Toujours selon Christine Détrez, le crush a ainsi pour fonction d’alimenter notamment les conversations et, de fait, l’amitié : « C’est presque une relation triangulaire. » Et dans ce jeu amoureux, on n’hésite même plus à parler de « stalking » (de l’anglais « traquer »). Sondé, Nathan, 16 ans, s’insurge d’ailleurs : « Je ne vais pas tomber dans les préjugés, mais c’est vraiment un truc de filles qui aiment ragoter sur nos vies. Pas question d’envoyer un message au crush de mon lycée, je ne sais pas qui tient le compte. Et si c’était quelqu’un que je déteste ? » Mais des garçons s’adonnent pourtant à la pratique, assure Christine Détrez : « L’un d’eux, 23 ans, m’a dit que le crush permettait de remettre du romantisme dans sa vie. Parce que, avec Tinder, on peut maintenant se retrouver au lit avec quelqu’un avant de lui avoir demandé son prénom. Il soutient que sa génération trouve Tinder dégueulasse. J’ai également croisé une adolescente avec un T-shirt imprimé : “Tinder kills romantics” (Tinder tue les romantiques). Et comme le flirt permettait le rapprochement des corps tout en essayant d’éviter la grossesse, le crush permet de rebroder des histoires au moment où l’acte sexuel est facile. »

Et si cette passion secrète, surtout vouée à rester « sans contact », était aussi une conséquence de l’ère  #MeToo, alors que la nouvelle génération entend pléthore d’affaires sinistres sur les violences sexuelles et conjugales ? D’après Juliette, beaucoup de ses contemporains ne sont d’ailleurs pas pressés de se caser : « Même au lycée, on entend régulièrement des histoires d’agressions. Du coup, il est beaucoup plus rare que les gens soient en couple puisqu’il y a l’idée de trouver la bonne personne. Et en attendant, peut-être rêvons-nous à travers ces crushs ? »
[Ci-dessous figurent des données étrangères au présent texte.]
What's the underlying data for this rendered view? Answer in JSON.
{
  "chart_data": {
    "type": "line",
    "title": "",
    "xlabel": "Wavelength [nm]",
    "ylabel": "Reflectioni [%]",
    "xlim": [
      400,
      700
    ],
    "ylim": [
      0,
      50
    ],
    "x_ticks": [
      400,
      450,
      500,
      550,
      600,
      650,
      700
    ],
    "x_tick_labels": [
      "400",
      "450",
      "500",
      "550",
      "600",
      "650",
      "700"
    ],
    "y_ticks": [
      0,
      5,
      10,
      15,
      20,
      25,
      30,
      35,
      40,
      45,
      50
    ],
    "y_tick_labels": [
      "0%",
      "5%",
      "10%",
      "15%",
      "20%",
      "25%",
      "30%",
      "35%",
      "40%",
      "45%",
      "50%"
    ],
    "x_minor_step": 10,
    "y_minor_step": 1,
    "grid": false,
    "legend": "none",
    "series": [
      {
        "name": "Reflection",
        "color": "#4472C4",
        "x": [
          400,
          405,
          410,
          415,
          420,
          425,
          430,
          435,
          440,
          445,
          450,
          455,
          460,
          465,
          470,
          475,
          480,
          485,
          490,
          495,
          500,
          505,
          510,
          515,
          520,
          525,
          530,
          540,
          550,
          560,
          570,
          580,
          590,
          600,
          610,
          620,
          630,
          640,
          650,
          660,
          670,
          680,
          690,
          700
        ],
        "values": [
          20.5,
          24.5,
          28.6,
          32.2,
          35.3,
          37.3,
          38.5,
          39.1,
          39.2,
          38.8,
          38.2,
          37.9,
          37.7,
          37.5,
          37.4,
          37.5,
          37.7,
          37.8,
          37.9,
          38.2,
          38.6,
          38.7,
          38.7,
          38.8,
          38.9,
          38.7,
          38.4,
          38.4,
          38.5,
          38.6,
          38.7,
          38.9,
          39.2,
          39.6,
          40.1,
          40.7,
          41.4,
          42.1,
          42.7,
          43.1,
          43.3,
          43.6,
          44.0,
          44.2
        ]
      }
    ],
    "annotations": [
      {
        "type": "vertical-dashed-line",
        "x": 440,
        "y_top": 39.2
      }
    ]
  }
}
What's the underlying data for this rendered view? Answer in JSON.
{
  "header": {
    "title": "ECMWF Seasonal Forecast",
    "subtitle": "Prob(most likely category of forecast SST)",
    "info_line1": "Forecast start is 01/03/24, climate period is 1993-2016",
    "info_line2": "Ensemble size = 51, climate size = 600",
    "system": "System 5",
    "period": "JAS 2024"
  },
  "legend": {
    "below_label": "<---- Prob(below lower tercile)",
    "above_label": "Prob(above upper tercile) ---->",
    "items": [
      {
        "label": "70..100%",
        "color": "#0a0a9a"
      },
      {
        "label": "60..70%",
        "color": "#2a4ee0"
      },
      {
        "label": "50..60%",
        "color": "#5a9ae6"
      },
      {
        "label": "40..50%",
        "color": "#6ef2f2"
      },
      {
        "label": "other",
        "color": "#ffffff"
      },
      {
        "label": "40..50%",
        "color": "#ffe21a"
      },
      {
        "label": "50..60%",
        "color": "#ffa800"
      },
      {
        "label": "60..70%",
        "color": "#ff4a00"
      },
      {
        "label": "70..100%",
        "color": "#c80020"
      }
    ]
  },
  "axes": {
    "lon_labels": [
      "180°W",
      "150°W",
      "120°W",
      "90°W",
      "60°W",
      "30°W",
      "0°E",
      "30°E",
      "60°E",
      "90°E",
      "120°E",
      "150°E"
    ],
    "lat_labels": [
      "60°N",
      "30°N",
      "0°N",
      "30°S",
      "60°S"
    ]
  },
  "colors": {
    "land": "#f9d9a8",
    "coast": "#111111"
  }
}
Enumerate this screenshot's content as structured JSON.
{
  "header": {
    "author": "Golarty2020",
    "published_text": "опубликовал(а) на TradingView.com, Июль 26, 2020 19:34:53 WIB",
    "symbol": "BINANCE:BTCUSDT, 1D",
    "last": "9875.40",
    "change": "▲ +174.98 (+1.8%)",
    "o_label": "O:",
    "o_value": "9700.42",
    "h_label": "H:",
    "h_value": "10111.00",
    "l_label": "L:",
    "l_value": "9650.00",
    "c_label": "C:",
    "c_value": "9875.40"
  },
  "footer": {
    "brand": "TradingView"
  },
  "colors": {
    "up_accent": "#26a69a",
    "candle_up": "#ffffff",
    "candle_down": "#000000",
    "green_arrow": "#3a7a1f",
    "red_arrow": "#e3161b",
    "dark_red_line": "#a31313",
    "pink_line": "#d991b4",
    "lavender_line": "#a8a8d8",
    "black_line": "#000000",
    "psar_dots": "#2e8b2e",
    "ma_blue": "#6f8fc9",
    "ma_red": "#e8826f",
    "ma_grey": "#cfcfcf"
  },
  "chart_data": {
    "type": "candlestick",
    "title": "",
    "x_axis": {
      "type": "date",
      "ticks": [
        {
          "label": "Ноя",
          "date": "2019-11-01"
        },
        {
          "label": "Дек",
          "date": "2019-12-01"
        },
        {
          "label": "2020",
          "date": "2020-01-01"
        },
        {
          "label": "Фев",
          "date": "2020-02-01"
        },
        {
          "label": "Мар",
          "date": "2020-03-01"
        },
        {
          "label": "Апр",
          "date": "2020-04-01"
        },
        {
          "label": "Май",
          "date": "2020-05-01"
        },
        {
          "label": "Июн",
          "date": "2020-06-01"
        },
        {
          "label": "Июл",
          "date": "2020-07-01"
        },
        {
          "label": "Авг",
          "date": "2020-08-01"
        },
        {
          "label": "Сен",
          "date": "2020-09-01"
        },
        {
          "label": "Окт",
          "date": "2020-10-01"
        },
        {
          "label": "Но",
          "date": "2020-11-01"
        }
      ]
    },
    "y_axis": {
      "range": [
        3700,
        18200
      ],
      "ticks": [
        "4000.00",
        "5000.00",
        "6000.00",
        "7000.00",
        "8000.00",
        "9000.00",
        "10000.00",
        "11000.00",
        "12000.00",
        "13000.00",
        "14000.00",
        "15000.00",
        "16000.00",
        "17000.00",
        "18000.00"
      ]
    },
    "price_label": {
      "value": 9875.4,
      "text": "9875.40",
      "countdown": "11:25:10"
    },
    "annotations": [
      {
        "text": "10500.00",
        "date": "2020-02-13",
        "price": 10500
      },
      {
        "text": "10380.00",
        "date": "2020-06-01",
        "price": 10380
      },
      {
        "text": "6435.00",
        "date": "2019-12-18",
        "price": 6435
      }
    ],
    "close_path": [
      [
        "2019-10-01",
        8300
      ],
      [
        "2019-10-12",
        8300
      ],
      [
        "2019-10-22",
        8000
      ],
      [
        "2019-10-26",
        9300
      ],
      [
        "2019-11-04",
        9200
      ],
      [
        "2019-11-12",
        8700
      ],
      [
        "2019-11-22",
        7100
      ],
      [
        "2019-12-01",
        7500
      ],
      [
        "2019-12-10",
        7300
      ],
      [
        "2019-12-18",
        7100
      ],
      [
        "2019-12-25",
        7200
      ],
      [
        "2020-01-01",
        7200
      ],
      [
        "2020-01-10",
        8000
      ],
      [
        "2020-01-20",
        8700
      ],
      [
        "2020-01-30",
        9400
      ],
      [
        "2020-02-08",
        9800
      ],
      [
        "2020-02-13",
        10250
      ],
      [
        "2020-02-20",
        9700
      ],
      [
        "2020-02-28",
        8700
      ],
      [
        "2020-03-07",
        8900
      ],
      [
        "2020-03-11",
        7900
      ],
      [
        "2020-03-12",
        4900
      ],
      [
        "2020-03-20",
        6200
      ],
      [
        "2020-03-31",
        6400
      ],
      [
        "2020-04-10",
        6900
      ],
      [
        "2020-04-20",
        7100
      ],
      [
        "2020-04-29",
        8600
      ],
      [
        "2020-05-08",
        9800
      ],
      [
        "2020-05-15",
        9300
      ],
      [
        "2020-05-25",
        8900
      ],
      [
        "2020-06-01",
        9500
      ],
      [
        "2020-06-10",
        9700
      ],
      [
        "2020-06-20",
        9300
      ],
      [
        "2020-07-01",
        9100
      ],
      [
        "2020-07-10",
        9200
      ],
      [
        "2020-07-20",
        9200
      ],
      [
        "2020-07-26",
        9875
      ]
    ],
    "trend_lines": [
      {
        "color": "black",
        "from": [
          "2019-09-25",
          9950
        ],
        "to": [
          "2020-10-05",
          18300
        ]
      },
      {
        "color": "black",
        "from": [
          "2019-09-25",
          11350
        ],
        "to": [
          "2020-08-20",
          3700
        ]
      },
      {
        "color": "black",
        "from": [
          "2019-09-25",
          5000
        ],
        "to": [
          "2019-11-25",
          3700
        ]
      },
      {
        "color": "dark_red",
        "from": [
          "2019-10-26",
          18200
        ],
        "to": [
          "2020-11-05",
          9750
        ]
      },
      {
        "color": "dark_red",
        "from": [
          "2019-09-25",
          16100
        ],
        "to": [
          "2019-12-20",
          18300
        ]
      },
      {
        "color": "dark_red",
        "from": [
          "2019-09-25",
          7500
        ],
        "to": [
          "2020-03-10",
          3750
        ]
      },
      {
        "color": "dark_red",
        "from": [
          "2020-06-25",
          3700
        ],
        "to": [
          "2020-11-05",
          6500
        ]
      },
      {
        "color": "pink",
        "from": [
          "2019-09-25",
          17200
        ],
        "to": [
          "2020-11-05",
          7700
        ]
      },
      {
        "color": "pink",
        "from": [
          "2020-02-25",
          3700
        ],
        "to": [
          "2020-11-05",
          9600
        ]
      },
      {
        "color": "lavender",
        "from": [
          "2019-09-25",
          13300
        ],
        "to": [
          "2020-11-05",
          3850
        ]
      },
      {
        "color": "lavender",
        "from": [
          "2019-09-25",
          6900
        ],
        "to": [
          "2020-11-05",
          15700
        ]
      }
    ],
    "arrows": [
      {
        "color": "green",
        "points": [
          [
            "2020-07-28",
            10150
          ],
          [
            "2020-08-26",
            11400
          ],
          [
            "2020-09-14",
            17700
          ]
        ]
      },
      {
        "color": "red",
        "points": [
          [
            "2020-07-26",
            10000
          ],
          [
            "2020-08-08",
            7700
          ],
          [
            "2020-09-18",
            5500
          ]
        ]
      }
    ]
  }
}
Hélas, l’obsession peut mener au burn-out, comme en témoigne Lilia, 23 ans, qui prépare un documentaire sur le crush : « J’ai réalisé que chaque soir je m’endors en inventant des histoires parfaites avec mon crush du moment, au lieu de penser à mes propres réalisations. Je peux aussi aller dans une soirée où je sais que la personne est là, ce qui va changer toute ma manière d’être. Et je réfléchis à la charge mentale que représente cette vision de l’amour. »

Un temps pour tout ? Démarré au collège, le crush perd de sa saveur passé la vingtaine : « Pour se détacher des pratiques de crush lycéennes, les jeunes femmes réinvestissent les lectures féministes, constate Christine Détrez. Elles se rendent compte qu’à travers leurs enquêtes elles essaient souvent de se fondre dans le moule des goûts de l’autre. L’une d’elles m’a confié qu’un de ses crushs était fou de Formule 1 et de rap, et qu’elle s’était mise à aimer ça. Deux mois après, son nouveau crush aimait Miyazaki, elle regardait tous ses films. Elle se demandait : “Et moi, qui je suis ?” » Sinon, il reste le dur apprentissage de la matérialité de l’autre, comme pour Juliette, qui sort enfin avec son crushé. « Je dirais que c’est à la fois une fierté… et une déception. » Crush ou flirt, il faut choisir.